Лев Сергеевич засмеялся, маленький Саша улыбнулся, Андрей же с ужасом обратил взор на гостя.
— Жечь… книгу?!
— Вот так — "пых"! — и Сан Саныч своими ручищами показал громадный костёр.
— А вы не смейтесь, — пригрозил учитель детям. — Тут жаждут совершить ужасное смертоубийство — кого? — книги!
— "Чего", — поправила Настасья Никитична.
— Нет-нет, именно "кого". Это для вас книга — картонная обложка, набитая страницами. Для меня она — живое существо, она друг.
— Ну что ж, — вздохнула Настасья Никитична, — друзьям ничего плохого делать нельзя, поэтому никто не будет жечь ваши книги.
— И славно, а то я уж думал совершить побег из этого дома.
— О! — воскликнул, жуя, Сан Саныч. — Бежать из этого дома ни в коем случае не следует, — здесь так прекрасно кормят.
Лев Сергеевич поднял взгляд на Андрея, ожидая от него философских изречений.
— Не отрицаю, — согласился Андрей, — однако для меня пища души важнее всех блюд мира.
Генерал улыбнулся лоснящимися жиром губами.
— Мне остаётся только посочувствовать!
Андрей обиделся, уткнулся в тарелку и более не произнёс ни слова.
Трапеза закончилась осушением бокалов и поглощением всего съестного, что имелось на столе. Сан Саныч не уставал хвалить и поваров, и хозяйку, и хозяина, держащего в таком безупречном порядке усадьбу.
Теперь они сидели в креслах в гостиной.
— А у меня, извольте верить, мышь повесится. Мот я страшный. Генеральской пенсии и той не хватает.
— Какая же пенсия? — поинтересовался Лев Сергеевич.
Генерал шепнул на ухо сумму. Волконский похлопал себя по животу, которого не наблюдалось.
— Что б я так жил!
— М-да, Рания неплохо заботится о своих защитниках.
Хозяин усадьбы вздохнул, предвкушая действие остроты.
— Враг, небось, с удивительной ловкостью побивается… пузом?
— Обижаешь! — пригрозил кулаком Сан Саныч. — Моя сила — в голове. Мы ж с тобой, гляди, стройные старички.
— В особенности ты.
— Да что я? Я люблю плотно позавтракать, плотно пообедать и ещё плотнее поужинать.
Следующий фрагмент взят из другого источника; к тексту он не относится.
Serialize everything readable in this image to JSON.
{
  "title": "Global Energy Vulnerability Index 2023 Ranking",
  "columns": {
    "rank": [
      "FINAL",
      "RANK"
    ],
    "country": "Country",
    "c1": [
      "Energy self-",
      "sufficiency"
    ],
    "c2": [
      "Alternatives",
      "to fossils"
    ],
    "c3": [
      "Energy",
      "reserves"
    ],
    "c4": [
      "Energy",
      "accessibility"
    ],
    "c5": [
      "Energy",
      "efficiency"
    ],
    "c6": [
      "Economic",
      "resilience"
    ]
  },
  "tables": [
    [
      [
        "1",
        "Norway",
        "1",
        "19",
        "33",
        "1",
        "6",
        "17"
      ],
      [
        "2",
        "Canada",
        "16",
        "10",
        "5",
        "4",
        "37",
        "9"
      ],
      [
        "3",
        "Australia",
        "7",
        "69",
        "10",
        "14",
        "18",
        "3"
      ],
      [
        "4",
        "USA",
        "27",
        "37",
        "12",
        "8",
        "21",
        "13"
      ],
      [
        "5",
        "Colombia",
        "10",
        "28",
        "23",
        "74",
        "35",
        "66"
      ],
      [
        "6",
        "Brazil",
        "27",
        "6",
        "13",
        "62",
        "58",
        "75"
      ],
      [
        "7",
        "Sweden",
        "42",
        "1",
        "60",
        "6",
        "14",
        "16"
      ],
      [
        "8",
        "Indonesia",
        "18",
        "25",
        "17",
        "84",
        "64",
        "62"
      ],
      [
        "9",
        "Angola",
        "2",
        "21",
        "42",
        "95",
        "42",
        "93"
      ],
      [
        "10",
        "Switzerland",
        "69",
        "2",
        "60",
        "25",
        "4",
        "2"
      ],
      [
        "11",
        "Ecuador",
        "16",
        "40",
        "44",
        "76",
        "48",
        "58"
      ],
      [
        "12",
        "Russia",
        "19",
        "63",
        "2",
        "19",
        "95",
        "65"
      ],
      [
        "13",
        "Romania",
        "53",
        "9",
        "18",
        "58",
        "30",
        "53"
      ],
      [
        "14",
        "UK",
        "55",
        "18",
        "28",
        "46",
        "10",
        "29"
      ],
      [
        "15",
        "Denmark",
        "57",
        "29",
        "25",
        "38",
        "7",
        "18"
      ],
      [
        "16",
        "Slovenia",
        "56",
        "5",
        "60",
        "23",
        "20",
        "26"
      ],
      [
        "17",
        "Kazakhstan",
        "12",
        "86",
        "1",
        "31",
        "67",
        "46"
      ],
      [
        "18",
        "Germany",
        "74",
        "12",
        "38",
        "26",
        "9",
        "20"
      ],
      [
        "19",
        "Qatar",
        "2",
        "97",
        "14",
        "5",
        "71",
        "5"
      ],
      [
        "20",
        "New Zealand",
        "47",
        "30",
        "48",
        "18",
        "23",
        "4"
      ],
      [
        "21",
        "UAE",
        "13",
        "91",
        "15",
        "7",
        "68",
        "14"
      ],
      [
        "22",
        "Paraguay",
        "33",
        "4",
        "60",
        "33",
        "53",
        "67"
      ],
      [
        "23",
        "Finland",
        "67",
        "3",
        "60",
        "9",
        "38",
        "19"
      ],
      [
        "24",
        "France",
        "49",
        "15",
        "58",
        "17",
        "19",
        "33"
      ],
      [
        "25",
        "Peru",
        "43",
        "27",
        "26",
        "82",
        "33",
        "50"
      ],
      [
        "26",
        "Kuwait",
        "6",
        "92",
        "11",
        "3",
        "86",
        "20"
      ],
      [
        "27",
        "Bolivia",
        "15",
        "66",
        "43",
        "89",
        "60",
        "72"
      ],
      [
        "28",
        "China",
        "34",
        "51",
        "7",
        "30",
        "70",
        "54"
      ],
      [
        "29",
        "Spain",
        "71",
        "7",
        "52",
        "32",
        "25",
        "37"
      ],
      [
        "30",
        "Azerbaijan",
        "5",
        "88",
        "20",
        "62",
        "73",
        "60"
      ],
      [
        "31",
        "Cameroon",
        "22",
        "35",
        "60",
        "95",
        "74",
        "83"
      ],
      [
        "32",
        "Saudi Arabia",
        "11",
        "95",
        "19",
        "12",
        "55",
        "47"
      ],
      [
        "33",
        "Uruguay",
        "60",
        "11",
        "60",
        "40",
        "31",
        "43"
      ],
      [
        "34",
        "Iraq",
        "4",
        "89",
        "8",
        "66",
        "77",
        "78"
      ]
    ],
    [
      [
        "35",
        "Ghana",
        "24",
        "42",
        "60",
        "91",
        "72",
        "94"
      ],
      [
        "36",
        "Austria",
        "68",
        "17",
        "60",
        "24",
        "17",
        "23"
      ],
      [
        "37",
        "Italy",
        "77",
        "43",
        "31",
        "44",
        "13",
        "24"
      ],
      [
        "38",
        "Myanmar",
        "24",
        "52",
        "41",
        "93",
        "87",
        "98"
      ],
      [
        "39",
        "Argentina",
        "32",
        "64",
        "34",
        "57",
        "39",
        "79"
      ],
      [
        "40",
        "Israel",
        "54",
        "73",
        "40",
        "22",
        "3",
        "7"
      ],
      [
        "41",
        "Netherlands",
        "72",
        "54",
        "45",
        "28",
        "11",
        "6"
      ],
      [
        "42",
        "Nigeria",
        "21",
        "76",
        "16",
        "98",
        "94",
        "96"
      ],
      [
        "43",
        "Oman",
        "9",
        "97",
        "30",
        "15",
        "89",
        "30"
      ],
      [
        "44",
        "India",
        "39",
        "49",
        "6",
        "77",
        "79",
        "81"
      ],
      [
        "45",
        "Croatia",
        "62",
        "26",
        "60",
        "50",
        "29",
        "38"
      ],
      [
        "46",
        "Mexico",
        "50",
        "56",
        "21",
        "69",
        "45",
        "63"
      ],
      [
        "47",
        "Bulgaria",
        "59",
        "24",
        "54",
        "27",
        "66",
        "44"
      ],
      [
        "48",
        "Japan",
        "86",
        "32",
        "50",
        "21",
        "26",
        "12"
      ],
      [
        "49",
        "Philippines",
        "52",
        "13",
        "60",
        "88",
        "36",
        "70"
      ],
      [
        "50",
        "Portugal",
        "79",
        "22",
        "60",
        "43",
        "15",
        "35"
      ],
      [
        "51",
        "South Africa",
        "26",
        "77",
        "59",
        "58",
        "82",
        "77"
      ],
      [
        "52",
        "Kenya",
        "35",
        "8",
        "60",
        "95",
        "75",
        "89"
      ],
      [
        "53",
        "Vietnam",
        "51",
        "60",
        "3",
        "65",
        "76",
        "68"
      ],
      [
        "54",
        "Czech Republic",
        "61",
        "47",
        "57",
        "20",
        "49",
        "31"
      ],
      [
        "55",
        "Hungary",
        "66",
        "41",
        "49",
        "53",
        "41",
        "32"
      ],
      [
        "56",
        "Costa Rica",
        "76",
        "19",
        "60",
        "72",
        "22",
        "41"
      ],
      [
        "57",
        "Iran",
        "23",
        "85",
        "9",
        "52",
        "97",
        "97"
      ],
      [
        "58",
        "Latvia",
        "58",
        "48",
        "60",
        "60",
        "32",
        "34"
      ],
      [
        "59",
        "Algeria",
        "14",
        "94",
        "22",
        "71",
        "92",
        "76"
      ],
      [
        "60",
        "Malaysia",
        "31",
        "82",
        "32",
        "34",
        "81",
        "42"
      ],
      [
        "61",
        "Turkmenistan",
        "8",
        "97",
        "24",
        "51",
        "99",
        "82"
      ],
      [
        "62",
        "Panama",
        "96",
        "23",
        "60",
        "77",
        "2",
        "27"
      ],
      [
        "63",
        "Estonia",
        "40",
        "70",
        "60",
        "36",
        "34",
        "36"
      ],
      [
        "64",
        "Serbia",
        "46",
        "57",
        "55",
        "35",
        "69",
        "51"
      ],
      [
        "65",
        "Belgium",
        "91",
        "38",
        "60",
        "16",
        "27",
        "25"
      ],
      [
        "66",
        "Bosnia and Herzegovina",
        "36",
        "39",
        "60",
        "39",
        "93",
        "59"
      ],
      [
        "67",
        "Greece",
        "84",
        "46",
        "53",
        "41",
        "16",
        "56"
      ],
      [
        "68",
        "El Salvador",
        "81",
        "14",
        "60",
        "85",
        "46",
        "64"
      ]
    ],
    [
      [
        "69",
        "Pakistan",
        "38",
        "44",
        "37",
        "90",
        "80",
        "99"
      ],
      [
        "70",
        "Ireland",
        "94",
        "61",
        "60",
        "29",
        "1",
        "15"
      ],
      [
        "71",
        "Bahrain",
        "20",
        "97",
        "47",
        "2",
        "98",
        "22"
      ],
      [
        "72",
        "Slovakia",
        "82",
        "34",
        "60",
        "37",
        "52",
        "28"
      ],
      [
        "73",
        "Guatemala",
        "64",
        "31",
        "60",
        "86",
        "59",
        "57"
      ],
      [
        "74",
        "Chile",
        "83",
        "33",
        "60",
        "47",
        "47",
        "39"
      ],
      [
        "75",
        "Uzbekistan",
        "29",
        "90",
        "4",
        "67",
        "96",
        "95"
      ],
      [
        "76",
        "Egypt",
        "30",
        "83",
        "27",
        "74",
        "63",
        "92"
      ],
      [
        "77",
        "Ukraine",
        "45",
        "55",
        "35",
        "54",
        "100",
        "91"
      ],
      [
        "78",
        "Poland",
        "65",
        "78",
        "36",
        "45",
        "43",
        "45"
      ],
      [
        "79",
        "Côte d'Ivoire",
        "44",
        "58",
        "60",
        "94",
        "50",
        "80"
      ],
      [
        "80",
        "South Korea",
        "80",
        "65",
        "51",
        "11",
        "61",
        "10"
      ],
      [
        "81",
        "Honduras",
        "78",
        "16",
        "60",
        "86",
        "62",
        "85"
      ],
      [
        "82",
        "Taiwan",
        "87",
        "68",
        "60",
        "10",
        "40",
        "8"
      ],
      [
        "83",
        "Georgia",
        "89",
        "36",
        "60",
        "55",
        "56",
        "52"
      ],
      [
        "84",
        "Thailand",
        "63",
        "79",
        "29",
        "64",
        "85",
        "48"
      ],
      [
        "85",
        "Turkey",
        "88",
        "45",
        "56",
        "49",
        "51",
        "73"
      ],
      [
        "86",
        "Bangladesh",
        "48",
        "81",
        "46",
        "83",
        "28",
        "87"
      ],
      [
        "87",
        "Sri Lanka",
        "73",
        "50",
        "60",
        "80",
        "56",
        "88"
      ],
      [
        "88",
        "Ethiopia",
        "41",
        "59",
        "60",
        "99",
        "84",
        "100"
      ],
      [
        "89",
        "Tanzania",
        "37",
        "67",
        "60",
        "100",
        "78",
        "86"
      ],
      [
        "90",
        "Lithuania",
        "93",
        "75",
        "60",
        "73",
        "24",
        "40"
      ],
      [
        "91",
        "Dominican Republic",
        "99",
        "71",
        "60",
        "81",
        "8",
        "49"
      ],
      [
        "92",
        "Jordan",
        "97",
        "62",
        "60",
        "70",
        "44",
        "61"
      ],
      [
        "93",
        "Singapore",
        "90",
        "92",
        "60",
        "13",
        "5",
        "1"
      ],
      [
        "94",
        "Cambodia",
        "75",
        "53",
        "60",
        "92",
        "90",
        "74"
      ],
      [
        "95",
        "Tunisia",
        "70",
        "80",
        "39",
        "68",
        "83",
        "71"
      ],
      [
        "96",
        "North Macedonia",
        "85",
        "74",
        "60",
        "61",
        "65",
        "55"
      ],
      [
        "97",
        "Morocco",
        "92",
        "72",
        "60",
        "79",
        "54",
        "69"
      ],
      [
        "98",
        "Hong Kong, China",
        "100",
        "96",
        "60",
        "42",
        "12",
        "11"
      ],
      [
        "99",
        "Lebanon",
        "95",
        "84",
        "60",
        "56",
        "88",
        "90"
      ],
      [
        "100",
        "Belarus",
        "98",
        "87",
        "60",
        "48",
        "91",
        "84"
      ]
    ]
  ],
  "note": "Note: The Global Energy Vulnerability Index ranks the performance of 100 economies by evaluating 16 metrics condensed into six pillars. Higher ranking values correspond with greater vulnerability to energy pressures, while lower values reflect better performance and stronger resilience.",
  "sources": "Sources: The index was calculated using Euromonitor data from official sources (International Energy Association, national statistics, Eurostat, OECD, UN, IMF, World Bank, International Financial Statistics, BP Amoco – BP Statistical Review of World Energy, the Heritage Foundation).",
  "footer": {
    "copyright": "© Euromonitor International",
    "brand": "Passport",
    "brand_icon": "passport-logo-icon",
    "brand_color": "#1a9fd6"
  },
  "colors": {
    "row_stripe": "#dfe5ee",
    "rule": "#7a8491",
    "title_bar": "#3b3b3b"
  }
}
Откуда, кобза тебе по рёбрам, тут быть фигуре? А вот ты остался прежним, только внутренне изменился.
— Оставь, — смутился Волконский.
— Душой вырос что ли.
— Все растут…
— Может быть, магически растут все, а душою — единицы. Ладно, оставим тему… Настасья Никитична, вы б сыграли что-нибудь эдакое.
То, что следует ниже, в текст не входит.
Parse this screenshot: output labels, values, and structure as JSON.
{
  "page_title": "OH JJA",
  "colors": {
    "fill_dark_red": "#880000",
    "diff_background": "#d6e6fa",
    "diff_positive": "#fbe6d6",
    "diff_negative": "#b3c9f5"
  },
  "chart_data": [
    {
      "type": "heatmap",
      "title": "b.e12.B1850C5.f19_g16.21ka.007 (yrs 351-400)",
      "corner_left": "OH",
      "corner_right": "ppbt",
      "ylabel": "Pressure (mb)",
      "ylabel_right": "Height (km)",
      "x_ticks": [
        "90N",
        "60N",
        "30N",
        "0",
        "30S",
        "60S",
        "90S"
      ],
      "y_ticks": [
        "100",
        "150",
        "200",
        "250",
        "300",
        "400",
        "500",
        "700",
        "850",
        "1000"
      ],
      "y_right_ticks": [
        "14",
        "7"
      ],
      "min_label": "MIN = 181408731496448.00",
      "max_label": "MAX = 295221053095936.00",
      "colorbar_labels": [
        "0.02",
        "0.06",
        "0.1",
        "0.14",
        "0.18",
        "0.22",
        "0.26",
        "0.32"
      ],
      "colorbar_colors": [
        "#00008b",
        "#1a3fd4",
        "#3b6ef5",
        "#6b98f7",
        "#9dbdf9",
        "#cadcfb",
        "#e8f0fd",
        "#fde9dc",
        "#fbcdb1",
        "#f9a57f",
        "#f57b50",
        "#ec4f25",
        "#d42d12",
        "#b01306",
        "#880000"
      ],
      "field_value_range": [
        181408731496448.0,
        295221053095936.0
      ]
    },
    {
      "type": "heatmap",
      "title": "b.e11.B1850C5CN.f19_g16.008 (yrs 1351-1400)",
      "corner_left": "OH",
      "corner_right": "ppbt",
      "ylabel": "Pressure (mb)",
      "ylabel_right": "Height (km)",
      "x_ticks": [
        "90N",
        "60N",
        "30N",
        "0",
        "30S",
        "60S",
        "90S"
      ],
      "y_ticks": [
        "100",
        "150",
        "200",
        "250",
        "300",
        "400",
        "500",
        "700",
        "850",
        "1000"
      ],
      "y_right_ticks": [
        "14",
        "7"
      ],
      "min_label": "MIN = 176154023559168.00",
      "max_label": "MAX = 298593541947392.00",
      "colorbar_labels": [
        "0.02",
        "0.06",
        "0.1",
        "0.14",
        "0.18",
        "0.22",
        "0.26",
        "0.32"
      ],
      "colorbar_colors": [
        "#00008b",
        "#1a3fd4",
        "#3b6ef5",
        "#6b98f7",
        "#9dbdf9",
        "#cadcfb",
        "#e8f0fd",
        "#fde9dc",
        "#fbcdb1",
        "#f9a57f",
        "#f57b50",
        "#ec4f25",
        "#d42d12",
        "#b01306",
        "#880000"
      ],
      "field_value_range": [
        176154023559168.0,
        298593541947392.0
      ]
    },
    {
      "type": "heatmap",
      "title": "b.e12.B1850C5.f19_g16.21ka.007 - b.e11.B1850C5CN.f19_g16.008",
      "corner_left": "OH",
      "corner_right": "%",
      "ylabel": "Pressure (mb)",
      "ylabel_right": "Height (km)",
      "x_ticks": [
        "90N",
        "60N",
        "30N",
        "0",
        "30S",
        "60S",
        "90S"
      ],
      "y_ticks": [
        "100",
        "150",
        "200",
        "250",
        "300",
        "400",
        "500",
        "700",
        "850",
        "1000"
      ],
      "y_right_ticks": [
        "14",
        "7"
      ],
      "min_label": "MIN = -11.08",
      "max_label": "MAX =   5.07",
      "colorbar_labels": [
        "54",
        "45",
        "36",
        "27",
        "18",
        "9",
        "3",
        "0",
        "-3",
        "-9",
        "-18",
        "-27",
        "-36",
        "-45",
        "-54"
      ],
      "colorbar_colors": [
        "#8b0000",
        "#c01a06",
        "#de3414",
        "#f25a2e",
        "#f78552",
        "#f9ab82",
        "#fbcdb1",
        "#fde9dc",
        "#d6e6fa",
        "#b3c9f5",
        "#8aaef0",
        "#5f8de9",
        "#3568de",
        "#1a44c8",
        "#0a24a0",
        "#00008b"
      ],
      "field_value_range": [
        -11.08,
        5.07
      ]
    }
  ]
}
Женщина без возражений, ни на кого не глядя, оставила вязание в своём портшезе, легко перепорхнула на стульчик, открыла пианино и виртуозно прошлась пальчиками по клавишам. Музыка рассыпалась по комнате и, тронув сердца слушателей, вмешалась в ход мыслей.
Слегка пьяненький Сан Саныч украдкой перехватил взгляд хозяина усадьбы. Взгляд этот был полон любви и ловил каждое движение супруги. Разум Дениса отметил, что важнее всего на свете для Волконского жена и дети, а потом погрузился в музыку.